Nat Chem. 2024 Nov;16(11):1794-1802. doi: 10.1038/s41557-024-01630-w. Epub 2024 Sep 13.
Biomolecular condensates regulate cellular function by compartmentalizing molecules without a surrounding membrane. Condensate function arises from the specific exclusion or enrichment of molecules. Thus, understanding condensate composition is critical to characterizing condensate function. Whereas principles defining macromolecular composition have been described, understanding of small-molecule composition remains limited. Here we quantified the partitioning of ~1,700 biologically relevant small molecules into condensates composed of different macromolecules. Partitioning varied nearly a million-fold across compounds but was correlated among condensates, indicating that disparate condensates are physically similar. For one system, the enriched compounds did not generally bind macromolecules with high affinity under conditions where condensates do not form, suggesting that partitioning is not governed by site-specific interactions. Correspondingly, a machine learning model accurately predicts partitioning using only computed physicochemical features of the compounds, chiefly those related to solubility and hydrophobicity. These results suggest that a hydrophobic environment emerges upon condensate formation, driving the enrichment and exclusion of small molecules.
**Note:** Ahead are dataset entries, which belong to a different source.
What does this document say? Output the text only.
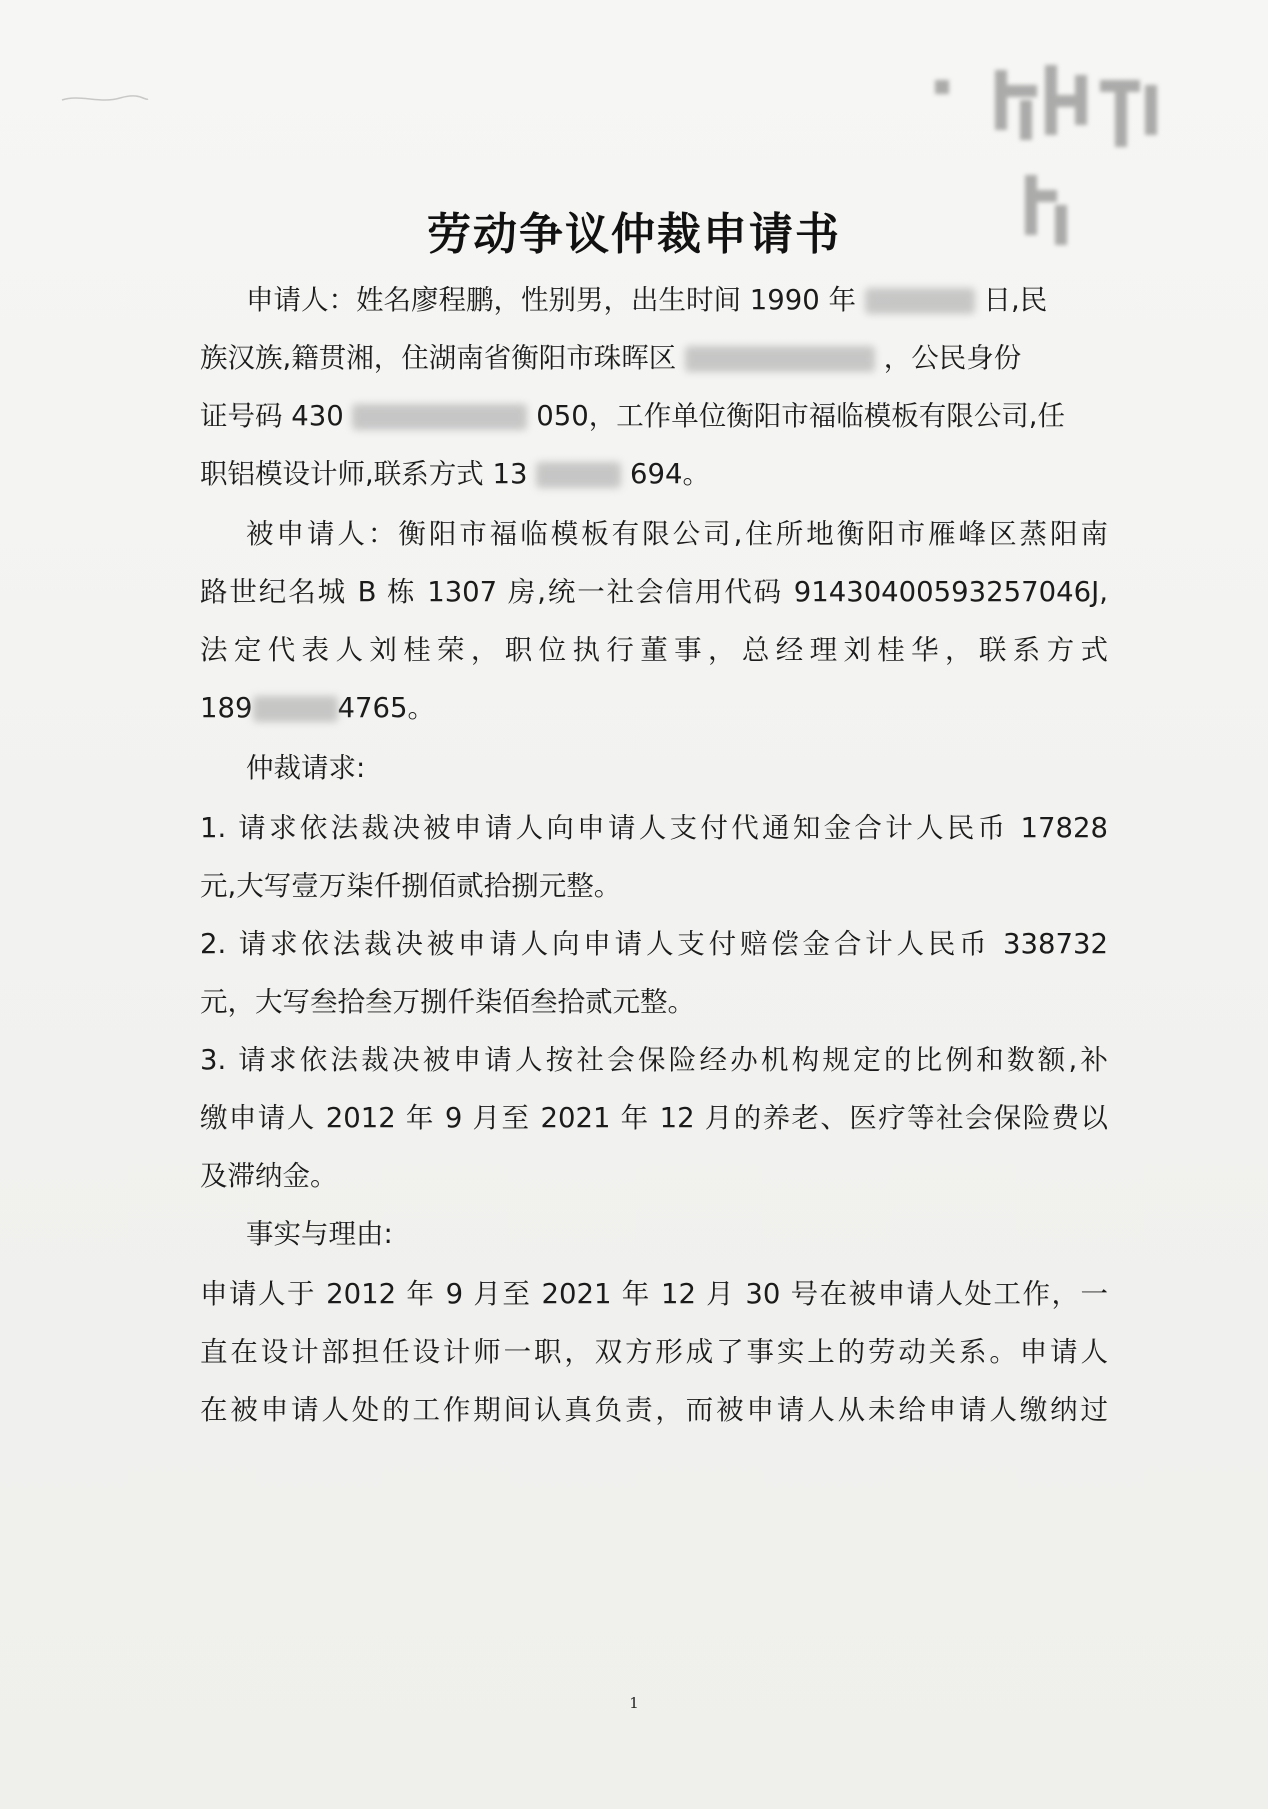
劳动争议仲裁申请书
申请人：姓名廖程鹏，性别男，出生时间 1990 年	日,民
族汉族,籍贯湘，住湖南省衡阳市珠晖区	，公民身份
证号码 430	050，工作单位衡阳市福临模板有限公司,任
职铝模设计师,联系方式 13	694。
被申请人：衡阳市福临模板有限公司,住所地衡阳市雁峰区蒸阳南
路世纪名城 B 栋 1307 房,统一社会信用代码 91430400593257046J,
法定代表人刘桂荣，职位执行董事，总经理刘桂华，联系方式
189	4765。
仲裁请求:
1. 请求依法裁决被申请人向申请人支付代通知金合计人民币 17828
元,大写壹万柒仟捌佰贰拾捌元整。
2. 请求依法裁决被申请人向申请人支付赔偿金合计人民币 338732
元，大写叁拾叁万捌仟柒佰叁拾贰元整。
3. 请求依法裁决被申请人按社会保险经办机构规定的比例和数额,补
缴申请人 2012 年 9 月至 2021 年 12 月的养老、医疗等社会保险费以
及滞纳金。
事实与理由:
申请人于 2012 年 9 月至 2021 年 12 月 30 号在被申请人处工作，一
直在设计部担任设计师一职，双方形成了事实上的劳动关系。申请人
在被申请人处的工作期间认真负责，而被申请人从未给申请人缴纳过
1
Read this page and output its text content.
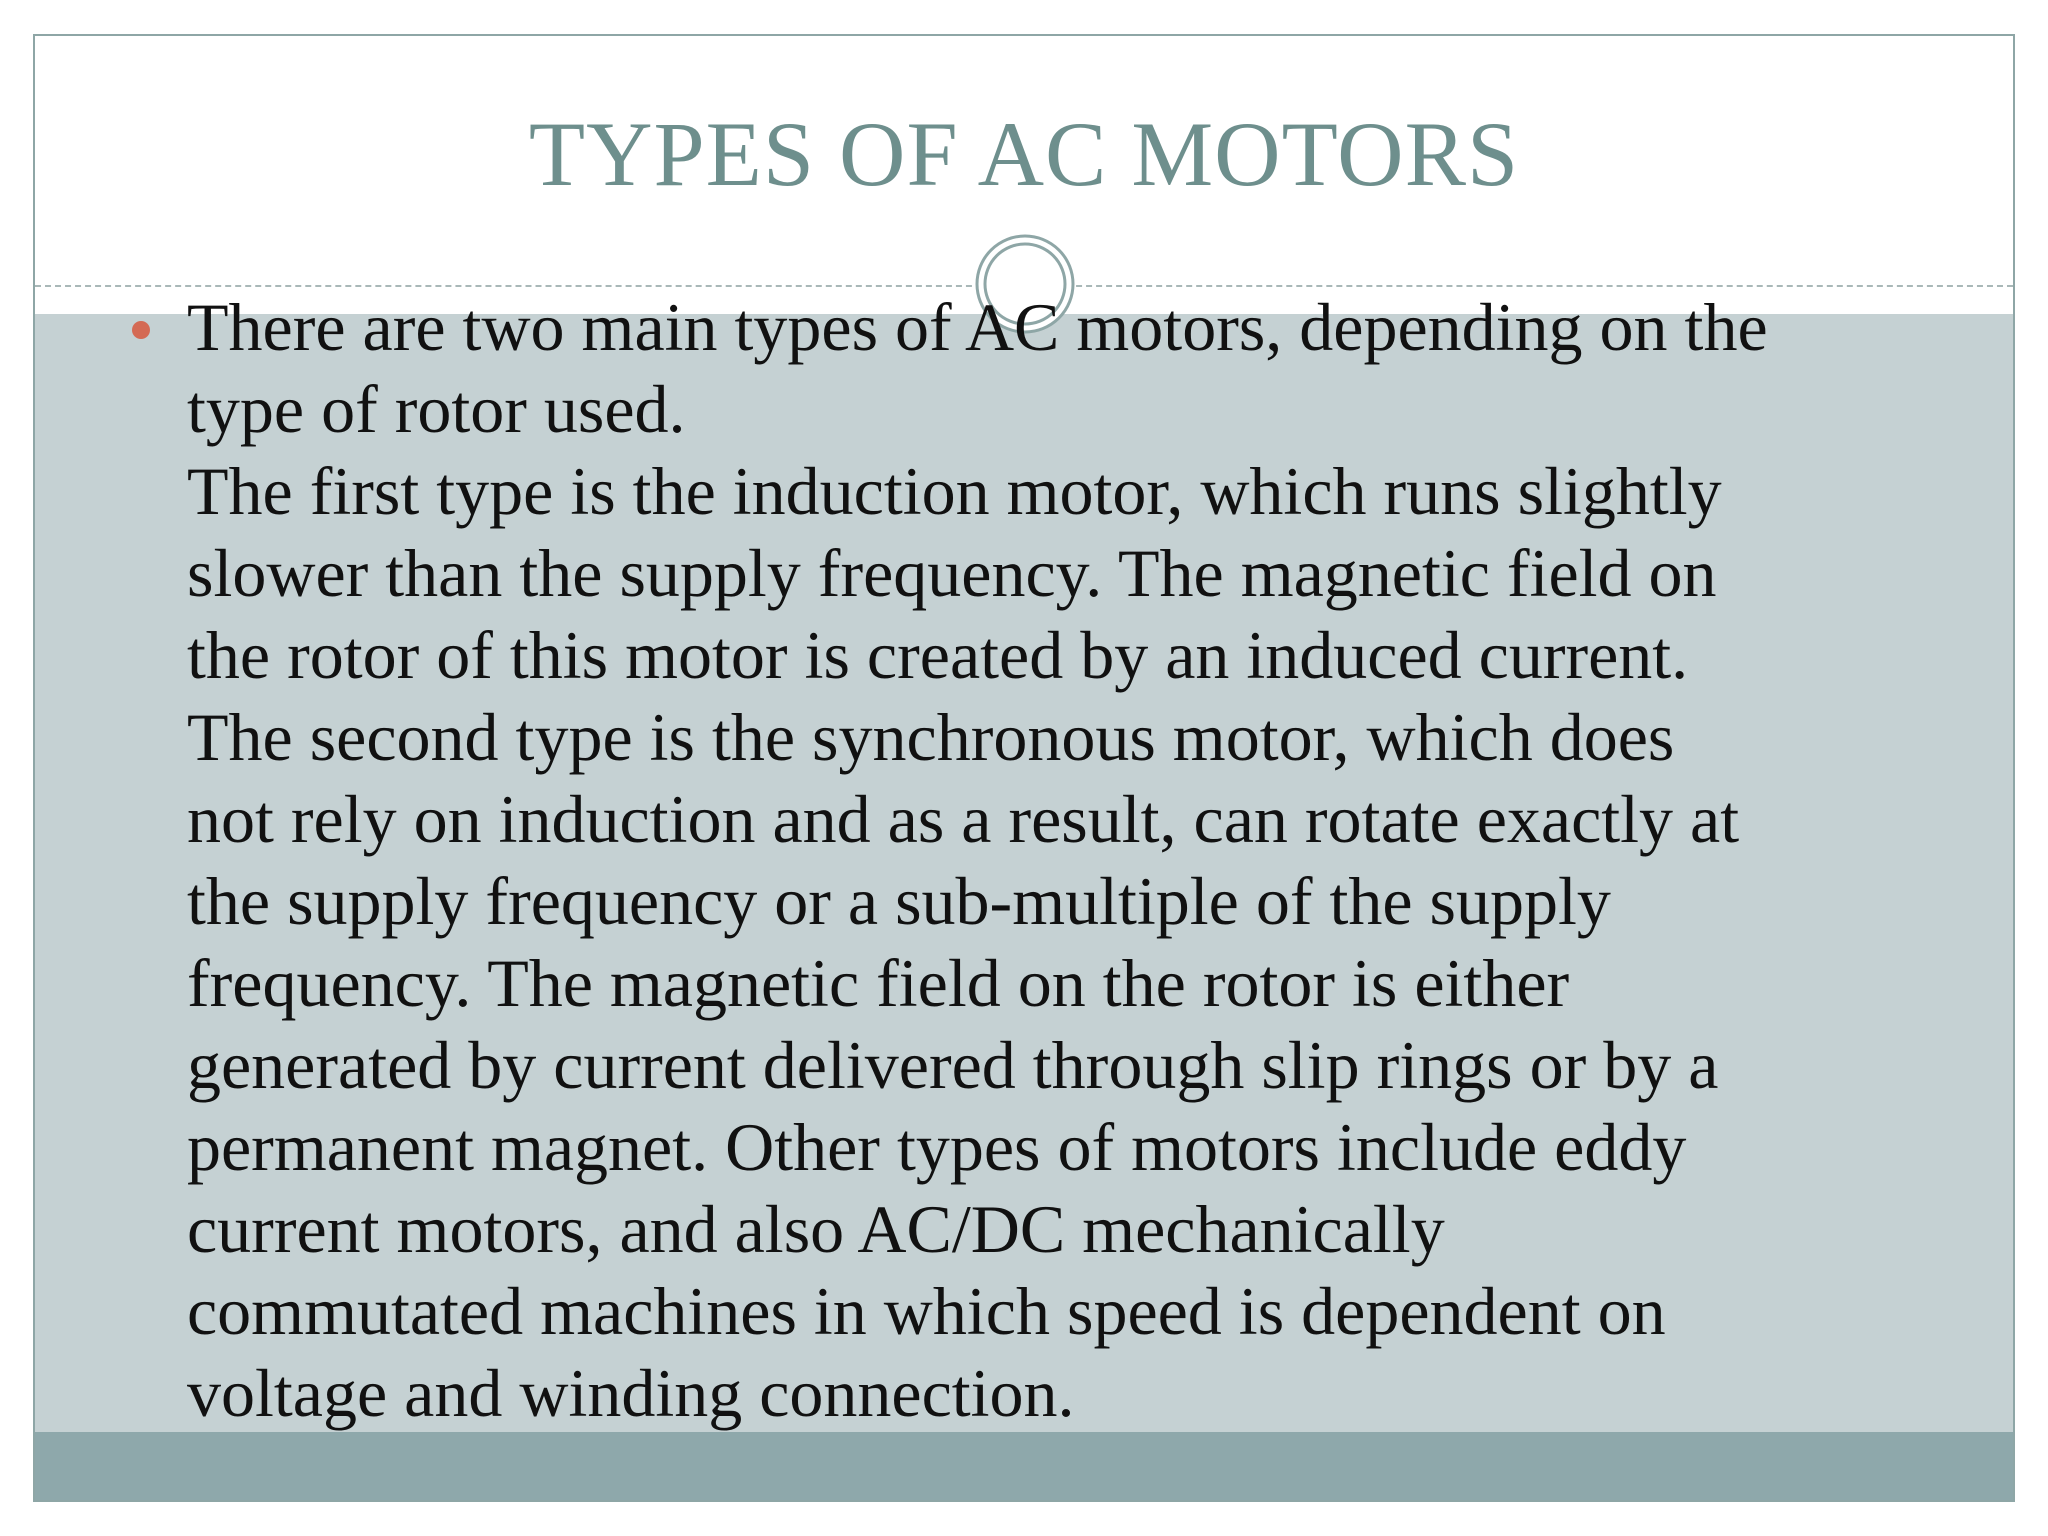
TYPES OF AC MOTORS
There are two main types of AC motors, depending on the
type of rotor used.
The first type is the induction motor, which runs slightly
slower than the supply frequency. The magnetic field on
the rotor of this motor is created by an induced current.
The second type is the synchronous motor, which does
not rely on induction and as a result, can rotate exactly at
the supply frequency or a sub-multiple of the supply
frequency. The magnetic field on the rotor is either
generated by current delivered through slip rings or by a
permanent magnet. Other types of motors include eddy
current motors, and also AC/DC mechanically
commutated machines in which speed is dependent on
voltage and winding connection.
生物分子凝聚物通过无膜分隔来调节细胞功能,使分子分区化。凝聚物的功能源于分子的特异性排除或富集。因此,了解凝聚物的组成对于表征凝聚物的功能至关重要。虽然已经描述了定义大分子组成的原则,但对小分子组成的理解仍然有限。在这里,我们定量了约 1700 种具有生物学相关性的小分子在由不同大分子组成的凝聚物中的分配。化合物的分配差异近百万倍,但在凝聚物之间存在相关性,这表明不同的凝聚物在物理上是相似的。对于一个系统,在不形成凝聚物的条件下,富集的化合物通常不会与大分子以高亲和力结合,这表明分配不是由特定位置的相互作用决定的。相应地,机器学习模型仅使用化合物的计算物理化学特征(主要与溶解度和疏水性有关)就能准确预测分配。这些结果表明,疏水环境在凝聚物形成时出现,驱动小分子的富集和排除。